The ban on single-use plastic bags

Since 2019, single-use plastic bags have been banned in Belgium because they are harmful to the environment. But it doesn’t stop there. In September 2021, a new royal decree was approved : a complete ban on plastic shopping bags between 20 and 60mµ (with some exceptions). These plastic bags will also no longer be allowed to be offered for a small fee. The consequence of both decisions? A lot of alternative carrier bags will come on the market. Think about the paper carrier bags, cotton tote bags or trolleys. But which carrier bag is actually the greenest? “Test Aankoop” went on an investigation and came back with a surprising winner.

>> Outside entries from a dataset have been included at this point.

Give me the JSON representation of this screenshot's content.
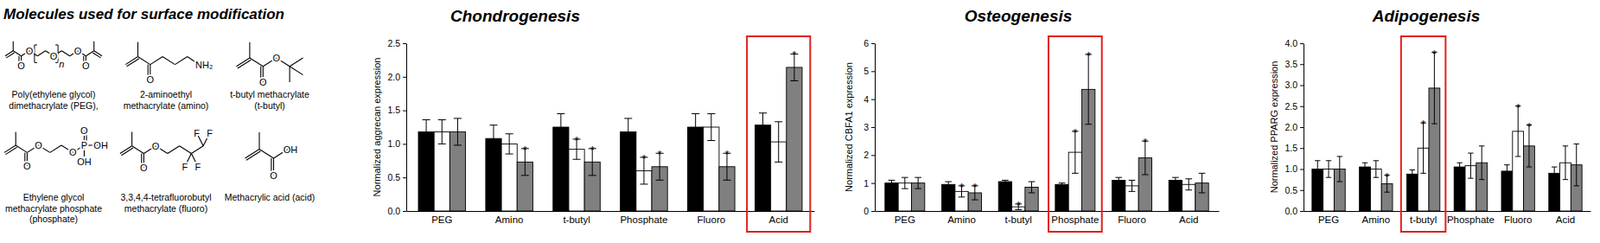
{
  "diagram": {
    "title": "Molecules used for surface modification",
    "molecules": [
      {
        "name": [
          "Poly(ethylene glycol)",
          "dimethacrylate (PEG),"
        ],
        "atoms": [
          "O",
          "O",
          "O",
          "O",
          "O",
          "n"
        ]
      },
      {
        "name": [
          "2-aminoethyl",
          "methacrylate (amino)"
        ],
        "atoms": [
          "O",
          "NH₂"
        ]
      },
      {
        "name": [
          "t-butyl methacrylate",
          "(t-butyl)"
        ],
        "atoms": [
          "O",
          "O"
        ]
      },
      {
        "name": [
          "Ethylene glycol",
          "methacrylate phosphate",
          "(phosphate)"
        ],
        "atoms": [
          "O",
          "O",
          "O",
          "P",
          "O",
          "OH",
          "OH"
        ]
      },
      {
        "name": [
          "3,3,4,4-tetrafluorobutyl",
          "methacrylate (fluoro)"
        ],
        "atoms": [
          "O",
          "O",
          "F",
          "F",
          "F",
          "F"
        ]
      },
      {
        "name": [
          "Methacrylic acid (acid)"
        ],
        "atoms": [
          "O",
          "OH"
        ]
      }
    ]
  },
  "chart_data": [
    {
      "type": "bar",
      "title": "Chondrogenesis",
      "ylabel": "Normalized aggrecan expression",
      "categories": [
        "PEG",
        "Amino",
        "t-butyl",
        "Phosphate",
        "Fluoro",
        "Acid"
      ],
      "series": [
        {
          "color": "#000000",
          "values": [
            1.18,
            1.08,
            1.25,
            1.18,
            1.25,
            1.28
          ],
          "errors": [
            0.18,
            0.2,
            0.2,
            0.2,
            0.2,
            0.18
          ]
        },
        {
          "color": "#ffffff",
          "values": [
            1.18,
            1.0,
            0.92,
            0.6,
            1.25,
            1.03
          ],
          "errors": [
            0.18,
            0.15,
            0.15,
            0.2,
            0.2,
            0.3
          ],
          "significance": [
            null,
            null,
            "*",
            "*",
            null,
            null
          ]
        },
        {
          "color": "#808080",
          "values": [
            1.18,
            0.73,
            0.73,
            0.66,
            0.66,
            2.14
          ],
          "errors": [
            0.2,
            0.2,
            0.2,
            0.2,
            0.2,
            0.2
          ],
          "significance": [
            null,
            "*",
            "*",
            "*",
            "*",
            "*"
          ]
        }
      ],
      "ylim": [
        0,
        2.5
      ],
      "yticks": [
        {
          "value": 0,
          "label": "0.0"
        },
        0.5,
        {
          "value": 1,
          "label": "1.0"
        },
        1.5,
        {
          "value": 2,
          "label": "2.0"
        },
        2.5
      ],
      "highlight_category": "Acid"
    },
    {
      "type": "bar",
      "title": "Osteogenesis",
      "ylabel": "Normalized CBFA1 expression",
      "categories": [
        "PEG",
        "Amino",
        "t-butyl",
        "Phosphate",
        "Fluoro",
        "Acid"
      ],
      "series": [
        {
          "color": "#000000",
          "values": [
            1.0,
            0.95,
            1.05,
            0.95,
            1.1,
            1.1
          ],
          "errors": [
            0.1,
            0.1,
            0.05,
            0.05,
            0.1,
            0.1
          ]
        },
        {
          "color": "#ffffff",
          "values": [
            1.0,
            0.7,
            0.15,
            2.1,
            0.9,
            0.95
          ],
          "errors": [
            0.2,
            0.2,
            0.1,
            0.75,
            0.2,
            0.2
          ],
          "significance": [
            null,
            "*",
            "*",
            "*",
            null,
            null
          ]
        },
        {
          "color": "#808080",
          "values": [
            1.0,
            0.65,
            0.85,
            4.35,
            1.9,
            1.0
          ],
          "errors": [
            0.2,
            0.25,
            0.2,
            1.25,
            0.6,
            0.35
          ],
          "significance": [
            null,
            "*",
            null,
            "*",
            "*",
            null
          ]
        }
      ],
      "ylim": [
        0,
        6
      ],
      "yticks": [
        0,
        1,
        2,
        3,
        4,
        5,
        6
      ],
      "highlight_category": "Phosphate"
    },
    {
      "type": "bar",
      "title": "Adipogenesis",
      "ylabel": "Normalized PPARG expression",
      "categories": [
        "PEG",
        "Amino",
        "t-butyl",
        "Phosphate",
        "Fluoro",
        "Acid"
      ],
      "series": [
        {
          "color": "#000000",
          "values": [
            1.0,
            1.05,
            0.88,
            1.05,
            0.95,
            0.9
          ],
          "errors": [
            0.2,
            0.1,
            0.1,
            0.1,
            0.15,
            0.15
          ]
        },
        {
          "color": "#ffffff",
          "values": [
            1.0,
            1.0,
            1.5,
            1.08,
            1.9,
            1.15
          ],
          "errors": [
            0.2,
            0.2,
            0.6,
            0.3,
            0.6,
            0.4
          ],
          "significance": [
            null,
            null,
            "*",
            null,
            "*",
            null
          ]
        },
        {
          "color": "#808080",
          "values": [
            1.0,
            0.65,
            2.93,
            1.15,
            1.55,
            1.1
          ],
          "errors": [
            0.3,
            0.2,
            0.85,
            0.4,
            0.5,
            0.5
          ],
          "significance": [
            null,
            "*",
            "*",
            null,
            "*",
            null
          ]
        }
      ],
      "ylim": [
        0,
        4
      ],
      "yticks": [
        {
          "value": 0,
          "label": "0.0"
        },
        0.5,
        {
          "value": 1,
          "label": "1.0"
        },
        1.5,
        {
          "value": 2,
          "label": "2.0"
        },
        2.5,
        {
          "value": 3,
          "label": "3.0"
        },
        3.5,
        {
          "value": 4,
          "label": "4.0"
        }
      ],
      "highlight_category": "t-butyl"
    }
  ]
}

Investigating the environmental impact of different shopping bags

Assessing the environmental impact of grocery bags, how do you start? Test Aankoop collected no less than 96 samples of grocery bags and analyzed their life cycle (LCA). Thereby they determined the ecological footprint of 9 types of bags throughout the whole process : from the extraction of raw materials from which the bag is made, through the manufacturing (printing, country of origin, transport…) to the final recycling or disposal. The most relevant factors for the ecological footprint were taken into account, e.g. human toxicity, fresh water ecotoxicity and water consumption.

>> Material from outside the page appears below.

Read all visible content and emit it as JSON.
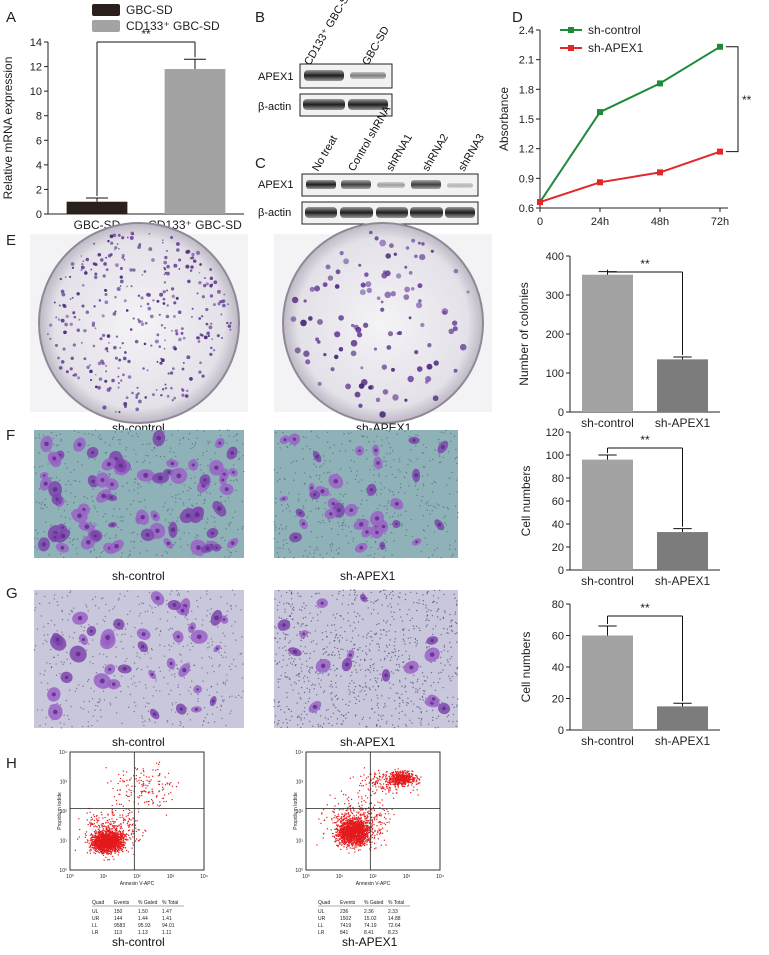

Then, each bag was subjected to the same, specific scenario : traveling a route with 10 kg / 20 l of groceries (with one or two bags depending on the volume). The bag with the smallest footprint was then used as a benchmark. “From this we made a comparison based on how often you need to use the bag to neutralize its environmental impact,” explains Simon November from Test Aankoop in Het Nieuwsblad.

A surprising winner

“The results are quite unexpected,” says Simon November of Test Aankoop in Het Nieuwsblad. “As a consumer, you would think that a cotton bag or a trolley would be more durable, but that’s only true if you really use them a lot.” The best student in the class? The LDPE (low-density polyethylene) bags, the familiar plastic bags you can buy at the checkout. It is enough to use them once or twice to offset the ecological impact. The shopping bag made of reusable and compostable plastic should be used at least twice, but other types of plastic also come off quite well. The light and practical polyester you use at least 2 to 3 times and the stronger polypropylene is already “green” after 3 to 4 uses. The brown paper bag needs to be used at least 8 times to neutralize its environmental impact, the jute bag 36 to 68 times and the cotton bag needs to be used no less than 104 times while shopping. The worst student in the class? Strange but true, the trolley. The manufacture of a trolley requires metal and plastic, which greatly increases its footprint. To compensate the trolley’s environmental impact, you have to use it 709 times while shopping.

Are you currently using a shopping bag that does not score so well in the ranking? Be sure not to throw them away. The most sustainable advice still remains: use what you have at home and use the carrying bag until it is completely worn out. This is the only way to get the most out of our bags and provide the best service to the environment.